Running on the Economy in 2020

President Donald Trump at a campaign rally in Green Bay, Wisc., April 27, 2019. (Yuri Gripas/Reuters)

How to think about the Trump-era economy?

Begin with a reminder that Americans’ beliefs about the relationship between presidents and the performance of the national economy are largely superstitious. Politicians encourage this superstitious belief. But there is a lot more to GDP growth and the labor market than the character or intelligence of the president, and the changes in federal policy from one president to the next are not necessarily the major factors driving economic change. This cannot be overemphasized. But that is not to say that specific policies, e.g., an incompetently executed trade war, do not have consequences.

That being written . . .

The wage and employment data have been very encouraging. If Trump is going to run on the economy in 2020, that’s what he is going to run on. That’s the good news, and it’s not good news for Trump alone.

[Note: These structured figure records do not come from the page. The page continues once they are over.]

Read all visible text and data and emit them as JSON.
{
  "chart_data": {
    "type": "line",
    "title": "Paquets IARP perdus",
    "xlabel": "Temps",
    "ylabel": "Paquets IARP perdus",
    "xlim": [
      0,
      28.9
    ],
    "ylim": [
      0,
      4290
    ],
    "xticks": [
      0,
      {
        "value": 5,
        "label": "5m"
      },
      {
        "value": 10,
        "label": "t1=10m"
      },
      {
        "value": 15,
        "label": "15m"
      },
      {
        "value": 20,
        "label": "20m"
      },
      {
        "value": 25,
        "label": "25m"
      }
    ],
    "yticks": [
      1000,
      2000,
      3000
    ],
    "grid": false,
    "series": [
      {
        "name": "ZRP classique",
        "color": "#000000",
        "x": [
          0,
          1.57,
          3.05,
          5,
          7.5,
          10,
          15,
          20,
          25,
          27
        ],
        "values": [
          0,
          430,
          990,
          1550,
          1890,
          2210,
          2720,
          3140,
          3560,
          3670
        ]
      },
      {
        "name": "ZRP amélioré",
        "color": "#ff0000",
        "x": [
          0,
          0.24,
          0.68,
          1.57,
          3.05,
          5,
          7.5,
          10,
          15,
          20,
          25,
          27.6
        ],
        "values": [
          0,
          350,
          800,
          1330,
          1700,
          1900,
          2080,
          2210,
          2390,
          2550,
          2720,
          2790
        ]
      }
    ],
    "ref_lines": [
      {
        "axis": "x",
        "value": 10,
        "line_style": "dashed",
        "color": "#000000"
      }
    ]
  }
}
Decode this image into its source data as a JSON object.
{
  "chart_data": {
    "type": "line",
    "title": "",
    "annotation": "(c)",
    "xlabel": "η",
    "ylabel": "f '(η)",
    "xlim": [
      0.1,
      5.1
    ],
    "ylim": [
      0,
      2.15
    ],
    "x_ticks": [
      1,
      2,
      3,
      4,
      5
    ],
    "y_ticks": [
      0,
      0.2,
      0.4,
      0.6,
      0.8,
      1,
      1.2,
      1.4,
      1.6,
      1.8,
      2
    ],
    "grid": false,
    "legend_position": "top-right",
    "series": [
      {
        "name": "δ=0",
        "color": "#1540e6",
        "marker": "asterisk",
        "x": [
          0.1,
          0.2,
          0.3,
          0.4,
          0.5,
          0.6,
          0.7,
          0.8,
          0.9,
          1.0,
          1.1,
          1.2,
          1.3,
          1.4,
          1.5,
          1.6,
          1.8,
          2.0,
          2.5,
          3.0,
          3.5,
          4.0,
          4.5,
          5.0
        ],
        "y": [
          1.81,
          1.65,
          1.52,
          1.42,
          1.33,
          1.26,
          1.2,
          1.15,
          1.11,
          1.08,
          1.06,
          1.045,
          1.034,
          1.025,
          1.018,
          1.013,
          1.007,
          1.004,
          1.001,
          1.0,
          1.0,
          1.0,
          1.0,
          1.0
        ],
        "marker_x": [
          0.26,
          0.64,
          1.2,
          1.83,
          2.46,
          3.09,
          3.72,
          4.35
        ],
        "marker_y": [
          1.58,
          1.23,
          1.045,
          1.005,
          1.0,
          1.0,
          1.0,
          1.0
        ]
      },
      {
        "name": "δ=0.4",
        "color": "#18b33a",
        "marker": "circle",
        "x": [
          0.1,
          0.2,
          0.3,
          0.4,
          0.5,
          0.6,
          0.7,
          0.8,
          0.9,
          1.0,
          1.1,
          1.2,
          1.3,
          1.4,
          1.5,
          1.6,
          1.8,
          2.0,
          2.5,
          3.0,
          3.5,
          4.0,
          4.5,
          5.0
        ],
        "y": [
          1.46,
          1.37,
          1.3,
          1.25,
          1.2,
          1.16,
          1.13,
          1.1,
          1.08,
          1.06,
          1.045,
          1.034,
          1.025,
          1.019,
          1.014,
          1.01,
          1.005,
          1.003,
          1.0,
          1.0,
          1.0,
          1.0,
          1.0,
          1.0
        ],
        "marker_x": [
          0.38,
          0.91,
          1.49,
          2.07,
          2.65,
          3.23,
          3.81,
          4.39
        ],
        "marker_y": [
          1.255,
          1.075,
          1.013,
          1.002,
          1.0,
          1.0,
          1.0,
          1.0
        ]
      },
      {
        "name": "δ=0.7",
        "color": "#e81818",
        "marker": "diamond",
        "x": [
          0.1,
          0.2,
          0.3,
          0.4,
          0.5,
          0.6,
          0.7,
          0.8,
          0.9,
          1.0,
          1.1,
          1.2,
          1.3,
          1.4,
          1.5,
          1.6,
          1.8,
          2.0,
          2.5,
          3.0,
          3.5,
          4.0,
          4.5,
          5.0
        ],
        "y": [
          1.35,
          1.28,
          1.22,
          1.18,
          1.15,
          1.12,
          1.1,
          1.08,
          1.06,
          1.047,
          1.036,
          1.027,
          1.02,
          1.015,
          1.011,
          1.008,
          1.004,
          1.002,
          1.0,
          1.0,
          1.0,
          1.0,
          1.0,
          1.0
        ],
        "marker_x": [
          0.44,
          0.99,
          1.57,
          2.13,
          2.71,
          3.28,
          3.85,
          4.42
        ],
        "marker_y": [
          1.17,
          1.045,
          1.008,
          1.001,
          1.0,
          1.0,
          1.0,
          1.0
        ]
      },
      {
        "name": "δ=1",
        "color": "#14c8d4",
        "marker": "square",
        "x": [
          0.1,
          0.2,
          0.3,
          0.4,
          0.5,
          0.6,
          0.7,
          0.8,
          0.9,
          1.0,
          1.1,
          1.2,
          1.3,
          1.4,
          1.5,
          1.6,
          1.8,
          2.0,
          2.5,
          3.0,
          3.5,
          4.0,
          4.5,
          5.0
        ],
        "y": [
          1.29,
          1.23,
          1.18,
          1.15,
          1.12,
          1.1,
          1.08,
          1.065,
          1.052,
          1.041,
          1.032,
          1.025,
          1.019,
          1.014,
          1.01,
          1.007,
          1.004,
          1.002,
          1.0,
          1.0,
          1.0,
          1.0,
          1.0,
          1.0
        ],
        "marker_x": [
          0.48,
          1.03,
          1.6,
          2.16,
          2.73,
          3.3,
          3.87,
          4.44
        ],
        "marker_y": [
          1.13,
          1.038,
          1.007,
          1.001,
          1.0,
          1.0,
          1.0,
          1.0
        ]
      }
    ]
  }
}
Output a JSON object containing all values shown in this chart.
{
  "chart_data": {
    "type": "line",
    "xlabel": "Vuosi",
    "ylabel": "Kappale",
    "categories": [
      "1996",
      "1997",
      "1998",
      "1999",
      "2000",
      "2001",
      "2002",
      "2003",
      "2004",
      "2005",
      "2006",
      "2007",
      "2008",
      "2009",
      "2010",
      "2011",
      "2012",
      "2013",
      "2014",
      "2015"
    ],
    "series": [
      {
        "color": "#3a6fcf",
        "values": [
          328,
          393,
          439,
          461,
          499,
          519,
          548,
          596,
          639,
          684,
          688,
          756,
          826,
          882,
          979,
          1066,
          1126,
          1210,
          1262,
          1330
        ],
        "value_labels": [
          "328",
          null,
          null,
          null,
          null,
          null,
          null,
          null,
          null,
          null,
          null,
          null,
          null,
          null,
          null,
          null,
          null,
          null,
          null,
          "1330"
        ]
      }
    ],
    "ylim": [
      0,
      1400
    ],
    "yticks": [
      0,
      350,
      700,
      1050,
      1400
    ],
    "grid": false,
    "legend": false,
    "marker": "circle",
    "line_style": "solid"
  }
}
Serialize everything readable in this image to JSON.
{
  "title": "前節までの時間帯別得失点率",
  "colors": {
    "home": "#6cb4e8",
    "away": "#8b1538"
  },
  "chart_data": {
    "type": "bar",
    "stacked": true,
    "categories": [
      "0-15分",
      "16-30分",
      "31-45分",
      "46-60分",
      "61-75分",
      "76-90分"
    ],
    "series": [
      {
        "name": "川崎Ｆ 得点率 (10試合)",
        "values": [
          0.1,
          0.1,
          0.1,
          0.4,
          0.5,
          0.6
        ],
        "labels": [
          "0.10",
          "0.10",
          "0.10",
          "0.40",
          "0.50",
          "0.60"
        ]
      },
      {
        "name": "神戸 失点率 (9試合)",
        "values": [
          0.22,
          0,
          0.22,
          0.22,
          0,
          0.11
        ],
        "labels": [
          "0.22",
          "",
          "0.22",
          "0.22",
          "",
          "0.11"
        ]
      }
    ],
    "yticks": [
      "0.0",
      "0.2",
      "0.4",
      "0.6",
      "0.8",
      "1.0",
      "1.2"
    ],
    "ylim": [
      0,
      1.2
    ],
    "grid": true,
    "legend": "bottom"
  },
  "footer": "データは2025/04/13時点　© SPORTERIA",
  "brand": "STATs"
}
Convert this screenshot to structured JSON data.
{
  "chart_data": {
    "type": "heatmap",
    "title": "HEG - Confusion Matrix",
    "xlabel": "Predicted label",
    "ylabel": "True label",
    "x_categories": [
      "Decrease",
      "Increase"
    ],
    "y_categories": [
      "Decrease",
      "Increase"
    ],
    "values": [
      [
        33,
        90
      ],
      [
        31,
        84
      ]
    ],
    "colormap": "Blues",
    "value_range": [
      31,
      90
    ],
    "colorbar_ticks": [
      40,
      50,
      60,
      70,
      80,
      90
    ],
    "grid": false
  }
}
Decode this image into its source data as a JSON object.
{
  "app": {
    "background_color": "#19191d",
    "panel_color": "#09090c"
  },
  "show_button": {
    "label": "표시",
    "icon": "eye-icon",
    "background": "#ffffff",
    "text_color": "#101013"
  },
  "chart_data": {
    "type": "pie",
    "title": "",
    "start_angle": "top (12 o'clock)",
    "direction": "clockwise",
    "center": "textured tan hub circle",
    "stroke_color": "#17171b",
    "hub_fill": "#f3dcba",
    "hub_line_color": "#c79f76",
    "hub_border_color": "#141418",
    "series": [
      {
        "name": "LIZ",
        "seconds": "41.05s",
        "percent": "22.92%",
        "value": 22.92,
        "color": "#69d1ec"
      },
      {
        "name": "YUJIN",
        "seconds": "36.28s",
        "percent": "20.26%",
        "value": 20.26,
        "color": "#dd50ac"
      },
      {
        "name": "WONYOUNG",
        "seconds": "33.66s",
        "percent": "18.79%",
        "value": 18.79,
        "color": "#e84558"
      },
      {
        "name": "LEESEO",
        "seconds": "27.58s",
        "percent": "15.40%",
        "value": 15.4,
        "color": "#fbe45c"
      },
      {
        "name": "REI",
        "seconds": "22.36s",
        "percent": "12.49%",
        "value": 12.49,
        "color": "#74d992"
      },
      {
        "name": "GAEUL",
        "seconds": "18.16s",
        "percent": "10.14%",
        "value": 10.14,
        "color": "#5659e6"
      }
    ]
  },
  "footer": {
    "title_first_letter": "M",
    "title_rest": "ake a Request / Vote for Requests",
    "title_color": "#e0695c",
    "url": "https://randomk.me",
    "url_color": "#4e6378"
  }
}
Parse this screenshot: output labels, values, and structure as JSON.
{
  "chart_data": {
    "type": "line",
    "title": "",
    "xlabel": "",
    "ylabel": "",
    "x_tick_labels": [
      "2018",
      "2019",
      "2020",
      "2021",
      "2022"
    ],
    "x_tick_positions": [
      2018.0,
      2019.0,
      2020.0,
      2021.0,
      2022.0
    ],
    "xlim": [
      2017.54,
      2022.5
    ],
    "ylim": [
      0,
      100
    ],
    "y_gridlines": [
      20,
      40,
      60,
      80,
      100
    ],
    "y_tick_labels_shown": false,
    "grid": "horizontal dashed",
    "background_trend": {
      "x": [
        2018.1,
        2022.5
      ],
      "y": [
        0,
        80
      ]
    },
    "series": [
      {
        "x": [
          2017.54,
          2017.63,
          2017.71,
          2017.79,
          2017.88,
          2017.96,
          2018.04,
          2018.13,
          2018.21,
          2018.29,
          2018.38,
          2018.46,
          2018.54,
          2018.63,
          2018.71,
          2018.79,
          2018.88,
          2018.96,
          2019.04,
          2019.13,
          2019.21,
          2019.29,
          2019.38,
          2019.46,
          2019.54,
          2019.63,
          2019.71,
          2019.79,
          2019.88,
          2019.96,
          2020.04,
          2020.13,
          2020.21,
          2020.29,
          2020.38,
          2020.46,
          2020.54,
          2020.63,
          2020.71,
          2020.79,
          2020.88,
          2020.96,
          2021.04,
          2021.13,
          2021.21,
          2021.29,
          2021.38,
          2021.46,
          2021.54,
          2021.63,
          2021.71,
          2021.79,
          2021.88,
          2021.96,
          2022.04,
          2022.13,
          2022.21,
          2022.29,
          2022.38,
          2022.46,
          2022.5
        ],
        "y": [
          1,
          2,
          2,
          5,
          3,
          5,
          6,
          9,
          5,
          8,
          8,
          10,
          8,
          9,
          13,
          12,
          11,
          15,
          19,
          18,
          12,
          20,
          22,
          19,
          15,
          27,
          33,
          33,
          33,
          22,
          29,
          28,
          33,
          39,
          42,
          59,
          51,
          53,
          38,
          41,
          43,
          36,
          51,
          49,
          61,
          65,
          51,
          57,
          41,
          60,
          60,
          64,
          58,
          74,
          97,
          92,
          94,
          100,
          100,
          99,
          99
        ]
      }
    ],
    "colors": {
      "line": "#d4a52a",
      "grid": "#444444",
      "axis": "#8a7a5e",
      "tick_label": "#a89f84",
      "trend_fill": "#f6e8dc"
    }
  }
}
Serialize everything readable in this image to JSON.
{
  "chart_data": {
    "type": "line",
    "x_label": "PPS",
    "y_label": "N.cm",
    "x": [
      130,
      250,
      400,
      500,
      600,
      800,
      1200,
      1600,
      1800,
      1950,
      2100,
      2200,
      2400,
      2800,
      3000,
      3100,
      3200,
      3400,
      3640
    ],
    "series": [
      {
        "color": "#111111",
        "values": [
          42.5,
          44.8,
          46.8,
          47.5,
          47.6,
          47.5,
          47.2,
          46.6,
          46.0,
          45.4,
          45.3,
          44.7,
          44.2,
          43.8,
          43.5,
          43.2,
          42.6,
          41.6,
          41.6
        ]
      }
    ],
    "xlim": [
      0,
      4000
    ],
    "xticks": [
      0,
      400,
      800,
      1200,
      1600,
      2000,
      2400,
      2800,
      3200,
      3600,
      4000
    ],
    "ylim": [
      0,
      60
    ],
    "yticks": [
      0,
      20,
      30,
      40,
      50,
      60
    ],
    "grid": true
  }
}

Conversely, Trump has failed on other fronts as measured by his own criteria. Remember those promises about sustained 3-percent growth? So far, that hasn’t happened, and it does not appear likely to. Growth has been in fact around 2 percent—and slowing.

The trade deficit, one of Trump’s big bugaboos, is larger today than it was when he took office, rather than smaller, as he promised. Reducing the trade deficit was never the right policy (most people, including President Trump, do not seem to understand what it is the trade deficit actually represents) but that is the metric Trump chose.

The deficit that does matter — the federal budget deficit — is on the rise.

Many of the same gold-plated “populists” who mocked Barack Obama for pointing to the performance of the stock market as an indicator of economic strength are now doing the same thing. That’s a tricky thing to bet your credibility on.

The fundamental question is this: If the economy is really doing as well as Trump and his allies claim, then why does it need constant goosing from the Fed (“Quantitative easing? Who, us?”)  and trillion-dollar budget deficits to keep the party going?

So far, no one has offered a plausible explanation of that.